Ora, purtroppo va detto che, rispetto ad altri prodotti dello stesso sviluppatore, c’è un leggero senso di mancanza di budget. Un po’ è normale, visto il genere, ma la mancanza di un reale impianto narrativo un po’ si fa sentire, soprattutto quando si notano alcune scelte ispirate, come quella di dare alle diverse aree nomi ispirati ad organi, creando una certa ambientazione, poi tradita dall’obiettiva mancanza di varietà, che rende i piani un po’ troppo simili tra loro.
A chi consigliamo Monster Menu: The Scavenger’s Cookbook?
Monster Menu: The Scavenger’s Cookbook è il nuovo esperimento di NIS, come sempre sul pezzo, a sperimentare nuove idee e nuovi mix.
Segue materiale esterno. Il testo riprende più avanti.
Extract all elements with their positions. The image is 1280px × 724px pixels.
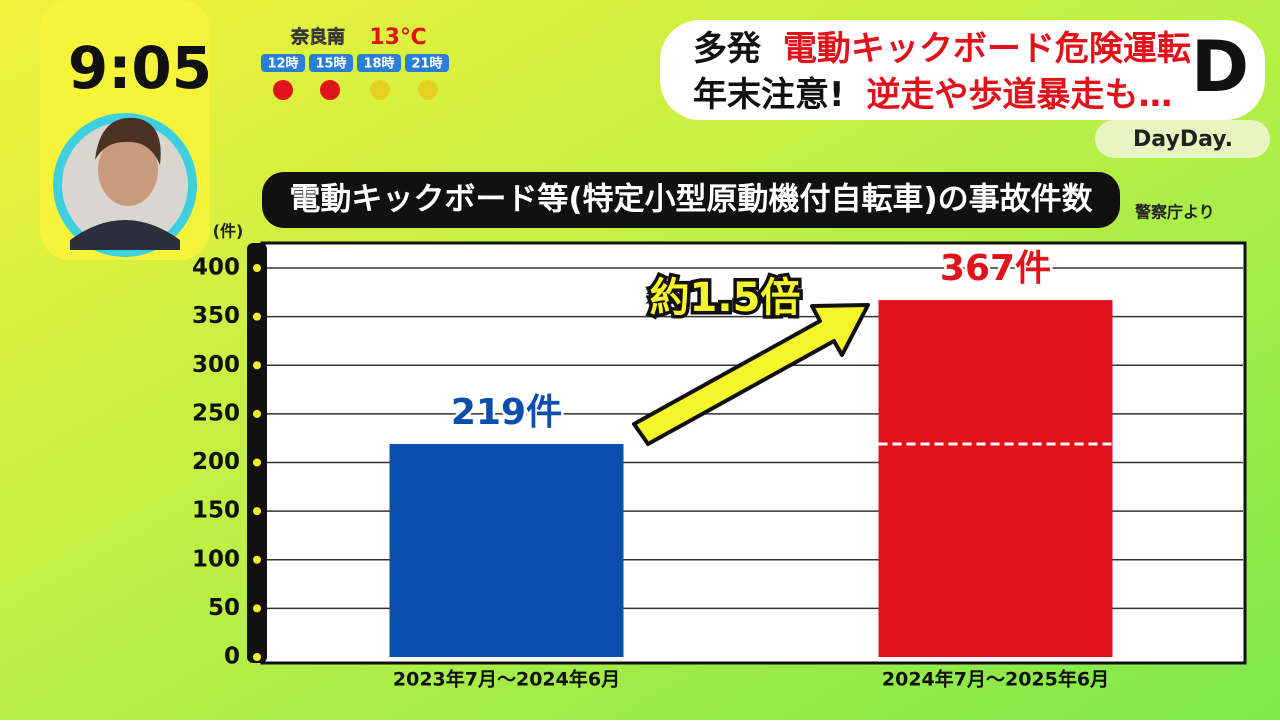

Come ci si può aspettare da questa linea, a volte con maggiore, altre minore successo. L’idea è intrigante, ma è difficile non stancarsi di una certa ripetitività di fondo, una personalizzazione che sì, stimola, ma spesso punisce il giocatore per mancanza di risorse. È senza dubbio un titolo simpatico e originale, ma forse gli manca quella marcia in più per definirsi un esperimento riuscito. Lo consigliamo ai più curiosi, ma a prezzo pieno, faremmo difficoltà.